By AFP - Feb 25,2014 - Last updated at Feb 25,2014

BARCELONA – They are free to download, fun to play, and fiendishly addictive: Mobile games like Candy Crush Saga, Angry Birds and Clash of Clans want to get you hooked, then get your money.

Whether you are paying to obtain extra lives, buy “gems” to use as a virtual currency, or just to carry on playing without delay, the “freemium” games boom is a money-spinner for the most successful developers.

In-app purchases helped to drive up spending on mobile games by more than 60 per cent to $16.5 billion (12 billion euros) in 2013, according to research house IHS.

“What we have done is bring the thought processes and skills of selling and marketing more clearly into the game,” said Nicholas Lovell, author of The Curve, a book about making money in a world of free digital content.

In any given month, only about one in 20 players of a given “freemium” game makes an in-app purchase, Lovell said, meaning the most devoted end up paying the most, while others enjoy it for free.  

“If you are heavily invested in a game world and you are putting your emotions and your friendships in that game world then the psychology can become a lot more powerful,” he said ahead of the February 24-27 World Mobile Congress in Barcelona, Spain.

Once a player has downloaded a free game, the holy grail of designers is to keep him or her playing, hopefully with various 10-20 minute bouts in a day and a longer session or two in the evening.

The most committed players are the most likely to spend, said Lovell, who is also the founder of Gamesbrief, a blog that advises games developers on business strategy.

For example, a player may pay to avoid waiting 24 hours before advancing to a key goal. 

Then there is the chance to avoid “the grind”.

A player might need 10,000 gold coins to obtain a crucial object, requiring the completion of 1,000 quests, each of which earns 10 coins. 

Within a “freemium” mobile game, you can spend weeks to complete the “grind” of 1,000 quests or just pay some money to avoid the task altogether. 

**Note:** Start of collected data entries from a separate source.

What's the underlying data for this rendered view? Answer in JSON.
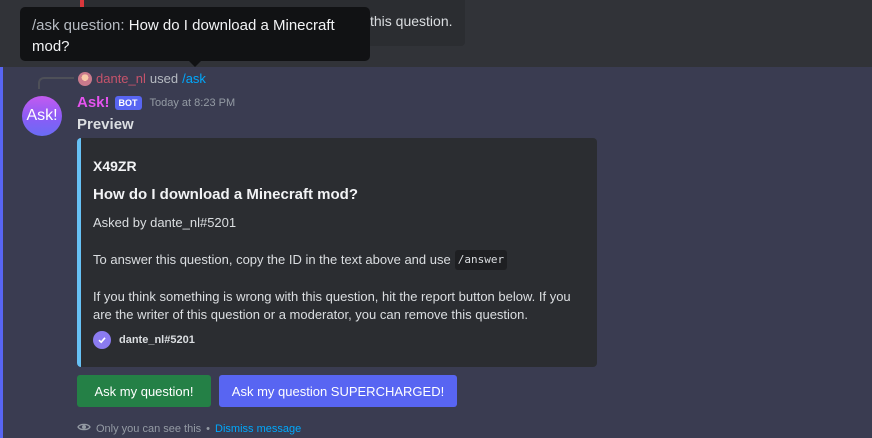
{
  "previous_message": {
    "tail_text": "this question."
  },
  "tooltip": {
    "label": "/ask question: ",
    "value": "How do I download a Minecraft mod?"
  },
  "command": {
    "user": "dante_nl",
    "used": "used",
    "command_name": "/ask"
  },
  "message": {
    "avatar_text": "Ask!",
    "username": "Ask!",
    "badge": "BOT",
    "timestamp": "Today at 8:23 PM",
    "content": "Preview"
  },
  "embed": {
    "accent_color": "#67c1f5",
    "id": "X49ZR",
    "title": "How do I download a Minecraft mod?",
    "asked_by": "Asked by dante_nl#5201",
    "answer_text": "To answer this question, copy the ID in the text above and use",
    "answer_code": "/answer",
    "report_text": "If you think something is wrong with this question, hit the report button below. If you are the writer of this question or a moderator, you can remove this question.",
    "footer_icon": "verified-check-icon",
    "footer_text": "dante_nl#5201"
  },
  "buttons": {
    "ask_label": "Ask my question!",
    "ask_color": "#248046",
    "supercharged_label": "Ask my question SUPERCHARGED!",
    "supercharged_color": "#5865f2"
  },
  "ephemeral": {
    "icon": "eye-icon",
    "note": "Only you can see this",
    "separator": "•",
    "dismiss": "Dismiss message"
  }
}
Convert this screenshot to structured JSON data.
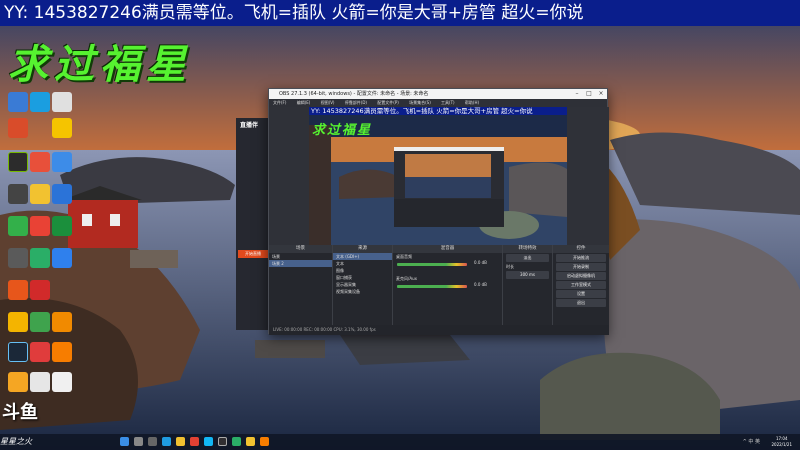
{
  "banner": {
    "text": "YY: 1453827246满员需等位。飞机=插队 火箭=你是大哥+房管 超火=你说"
  },
  "wish_title": "求过福星",
  "watermark": "斗鱼",
  "star_tag": "星星之火",
  "obs": {
    "title": "OBS 27.1.3 (64-bit, windows) - 配置文件: 未命名 - 场景: 未命名",
    "menu": [
      "文件(F)",
      "编辑(E)",
      "视图(V)",
      "停靠部件(D)",
      "配置文件(P)",
      "场景集合(S)",
      "工具(T)",
      "帮助(H)"
    ],
    "preview_banner": "YY: 1453827246满员需等位。飞机=插队 火箭=你是大哥+房管 超火=你说",
    "preview_wish": "求过福星",
    "docks": {
      "scenes_header": "场景",
      "scenes": [
        "场景",
        "场景 2"
      ],
      "sources_header": "来源",
      "sources": [
        "文本 (GDI+)",
        "文本",
        "图像",
        "窗口捕获",
        "显示器采集",
        "视频采集设备"
      ],
      "mixer_header": "混音器",
      "mixer_channels": [
        {
          "name": "桌面音频",
          "level": "0.0 dB"
        },
        {
          "name": "麦克风/Aux",
          "level": "0.0 dB"
        }
      ],
      "transitions_header": "转场特效",
      "transition_type": "淡出",
      "transition_duration_label": "时长",
      "transition_duration": "300 ms",
      "controls_header": "控件",
      "controls": [
        "开始推流",
        "开始录制",
        "启动虚拟摄像机",
        "工作室模式",
        "设置",
        "退出"
      ]
    },
    "status": "LIVE: 00:00:00   REC: 00:00:00   CPU: 3.1%, 30.00 fps"
  },
  "helper": {
    "logo": "直播伴",
    "button": "开始直播"
  },
  "taskbar": {
    "tray": "^ 中 英",
    "time": "17:04",
    "date": "2022/1/21"
  },
  "colors": {
    "banner_bg": "#0a1e8c",
    "wish_green": "#56f230",
    "obs_bg": "#2a2c33",
    "sky_orange": "#f0a040"
  }
}
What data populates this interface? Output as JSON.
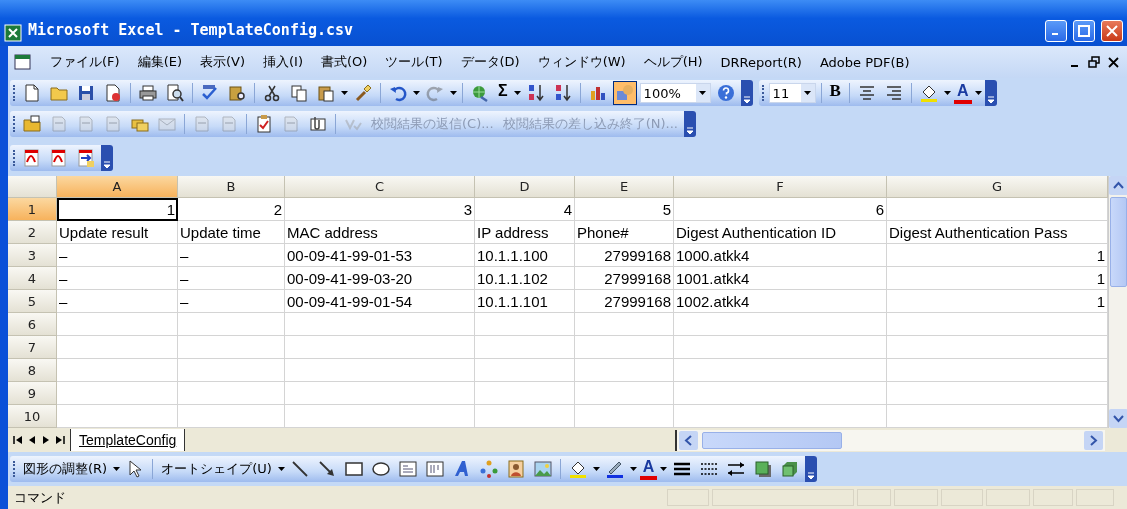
{
  "window": {
    "title": "Microsoft Excel - TemplateConfig.csv"
  },
  "menu": [
    "ファイル(F)",
    "編集(E)",
    "表示(V)",
    "挿入(I)",
    "書式(O)",
    "ツール(T)",
    "データ(D)",
    "ウィンドウ(W)",
    "ヘルプ(H)",
    "DRReport(R)",
    "Adobe PDF(B)"
  ],
  "toolbar_rows": [
    {
      "toolbars": [
        {
          "items": [
            {
              "kind": "icon"
            },
            {
              "kind": "icon"
            },
            {
              "kind": "icon"
            },
            {
              "kind": "icon"
            },
            {
              "kind": "separator"
            },
            {
              "kind": "icon"
            },
            {
              "kind": "icon"
            },
            {
              "kind": "separator"
            },
            {
              "kind": "icon"
            },
            {
              "kind": "icon"
            },
            {
              "kind": "separator"
            },
            {
              "kind": "icon"
            },
            {
              "kind": "icon"
            },
            {
              "kind": "icon",
              "dropdown": true
            },
            {
              "kind": "icon"
            },
            {
              "kind": "separator"
            },
            {
              "kind": "icon",
              "dropdown": true
            },
            {
              "kind": "icon",
              "dropdown": true,
              "disabled": true
            },
            {
              "kind": "separator"
            },
            {
              "kind": "icon"
            },
            {
              "kind": "glyph",
              "text": "Σ",
              "dropdown": true
            },
            {
              "kind": "icon"
            },
            {
              "kind": "icon"
            },
            {
              "kind": "separator"
            },
            {
              "kind": "icon"
            },
            {
              "kind": "icon",
              "pressed": true
            },
            {
              "kind": "combo",
              "value": "100%"
            },
            {
              "kind": "icon"
            },
            {
              "kind": "chevron"
            }
          ]
        },
        {
          "items": [
            {
              "kind": "combo",
              "value": "11"
            },
            {
              "kind": "separator"
            },
            {
              "kind": "glyph",
              "text": "B"
            },
            {
              "kind": "separator"
            },
            {
              "kind": "icon"
            },
            {
              "kind": "icon"
            },
            {
              "kind": "separator"
            },
            {
              "kind": "icon",
              "dropdown": true
            },
            {
              "kind": "glyph",
              "text": "A",
              "dropdown": true
            },
            {
              "kind": "chevron"
            }
          ]
        }
      ]
    },
    {
      "toolbars": [
        {
          "items": [
            {
              "kind": "icon"
            },
            {
              "kind": "icon",
              "disabled": true
            },
            {
              "kind": "icon",
              "disabled": true
            },
            {
              "kind": "icon",
              "disabled": true
            },
            {
              "kind": "icon"
            },
            {
              "kind": "icon",
              "disabled": true
            },
            {
              "kind": "separator"
            },
            {
              "kind": "icon",
              "disabled": true
            },
            {
              "kind": "icon",
              "disabled": true
            },
            {
              "kind": "separator"
            },
            {
              "kind": "icon"
            },
            {
              "kind": "icon",
              "disabled": true
            },
            {
              "kind": "icon"
            },
            {
              "kind": "separator"
            },
            {
              "kind": "icon",
              "disabled": true
            },
            {
              "kind": "text",
              "text": "校閲結果の返信(C)...",
              "disabled": true
            },
            {
              "kind": "text",
              "text": "校閲結果の差し込み終了(N)...",
              "disabled": true
            },
            {
              "kind": "chevron"
            }
          ]
        }
      ]
    },
    {
      "toolbars": [
        {
          "items": [
            {
              "kind": "icon"
            },
            {
              "kind": "icon"
            },
            {
              "kind": "icon"
            },
            {
              "kind": "chevron"
            }
          ]
        }
      ]
    }
  ],
  "sheet": {
    "columns": [
      {
        "label": "A",
        "selected": true
      },
      {
        "label": "B",
        "selected": false
      },
      {
        "label": "C",
        "selected": false
      },
      {
        "label": "D",
        "selected": false
      },
      {
        "label": "E",
        "selected": false
      },
      {
        "label": "F",
        "selected": false
      },
      {
        "label": "G",
        "selected": false
      }
    ],
    "rows": [
      {
        "label": "1",
        "selected": true,
        "cells": [
          {
            "text": "1",
            "kind": "number",
            "active": true
          },
          {
            "text": "2",
            "kind": "number"
          },
          {
            "text": "3",
            "kind": "number"
          },
          {
            "text": "4",
            "kind": "number"
          },
          {
            "text": "5",
            "kind": "number"
          },
          {
            "text": "6",
            "kind": "number"
          }
        ]
      },
      {
        "label": "2",
        "selected": false,
        "cells": [
          {
            "text": "Update result",
            "kind": "text"
          },
          {
            "text": "Update time",
            "kind": "text"
          },
          {
            "text": "MAC address",
            "kind": "text"
          },
          {
            "text": "IP address",
            "kind": "text"
          },
          {
            "text": "Phone#",
            "kind": "text"
          },
          {
            "text": "Digest Authentication ID",
            "kind": "text"
          },
          {
            "text": "Digest Authentication Pass",
            "kind": "text"
          }
        ]
      },
      {
        "label": "3",
        "selected": false,
        "cells": [
          {
            "text": "–",
            "kind": "text"
          },
          {
            "text": "–",
            "kind": "text"
          },
          {
            "text": "00-09-41-99-01-53",
            "kind": "text"
          },
          {
            "text": "10.1.1.100",
            "kind": "text"
          },
          {
            "text": "27999168",
            "kind": "number"
          },
          {
            "text": "1000.atkk4",
            "kind": "text"
          },
          {
            "text": "1",
            "kind": "number"
          }
        ]
      },
      {
        "label": "4",
        "selected": false,
        "cells": [
          {
            "text": "–",
            "kind": "text"
          },
          {
            "text": "–",
            "kind": "text"
          },
          {
            "text": "00-09-41-99-03-20",
            "kind": "text"
          },
          {
            "text": "10.1.1.102",
            "kind": "text"
          },
          {
            "text": "27999168",
            "kind": "number"
          },
          {
            "text": "1001.atkk4",
            "kind": "text"
          },
          {
            "text": "1",
            "kind": "number"
          }
        ]
      },
      {
        "label": "5",
        "selected": false,
        "cells": [
          {
            "text": "–",
            "kind": "text"
          },
          {
            "text": "–",
            "kind": "text"
          },
          {
            "text": "00-09-41-99-01-54",
            "kind": "text"
          },
          {
            "text": "10.1.1.101",
            "kind": "text"
          },
          {
            "text": "27999168",
            "kind": "number"
          },
          {
            "text": "1002.atkk4",
            "kind": "text"
          },
          {
            "text": "1",
            "kind": "number"
          }
        ]
      },
      {
        "label": "6",
        "selected": false
      },
      {
        "label": "7",
        "selected": false
      },
      {
        "label": "8",
        "selected": false
      },
      {
        "label": "9",
        "selected": false
      },
      {
        "label": "10",
        "selected": false
      }
    ]
  },
  "sheet_tabs": [
    {
      "label": "TemplateConfig",
      "selected": true
    }
  ],
  "drawing_toolbar": {
    "items": [
      {
        "kind": "text",
        "text": "図形の調整(R)",
        "dropdown": true
      },
      {
        "kind": "icon"
      },
      {
        "kind": "separator"
      },
      {
        "kind": "text",
        "text": "オートシェイプ(U)",
        "dropdown": true
      },
      {
        "kind": "icon"
      },
      {
        "kind": "icon"
      },
      {
        "kind": "icon"
      },
      {
        "kind": "icon"
      },
      {
        "kind": "icon"
      },
      {
        "kind": "icon"
      },
      {
        "kind": "icon"
      },
      {
        "kind": "icon"
      },
      {
        "kind": "icon"
      },
      {
        "kind": "icon"
      },
      {
        "kind": "separator"
      },
      {
        "kind": "icon",
        "dropdown": true
      },
      {
        "kind": "icon",
        "dropdown": true
      },
      {
        "kind": "glyph",
        "text": "A",
        "dropdown": true
      },
      {
        "kind": "icon"
      },
      {
        "kind": "icon"
      },
      {
        "kind": "icon"
      },
      {
        "kind": "icon"
      },
      {
        "kind": "icon"
      },
      {
        "kind": "chevron"
      }
    ]
  },
  "status_bar": {
    "text": "コマンド"
  }
}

“That devalues it in some people’s eyes. It is not evil. It is bloody annoying if you are the kind of person who thinks like that,” Lovell said.


‘Atmosphere of fear’       


The industry expert welcomed new principles released by Britain’s Office of Fair Trading to ensure parents authorise children’s in-app purchases and to prevent unfair and aggressive sales techniques to which minors may be susceptible.

Apple and others should introduce a child mode that lets parents block unauthorised activities on their smartphones and tablets, he said. 

Nevertheless, Lovell believed variable pricing would become a model for all digital content, not just games.

Brian Blau, analyst at technology research house Gartner Inc., said consumers were making in-app purchases simply because they wanted to play games.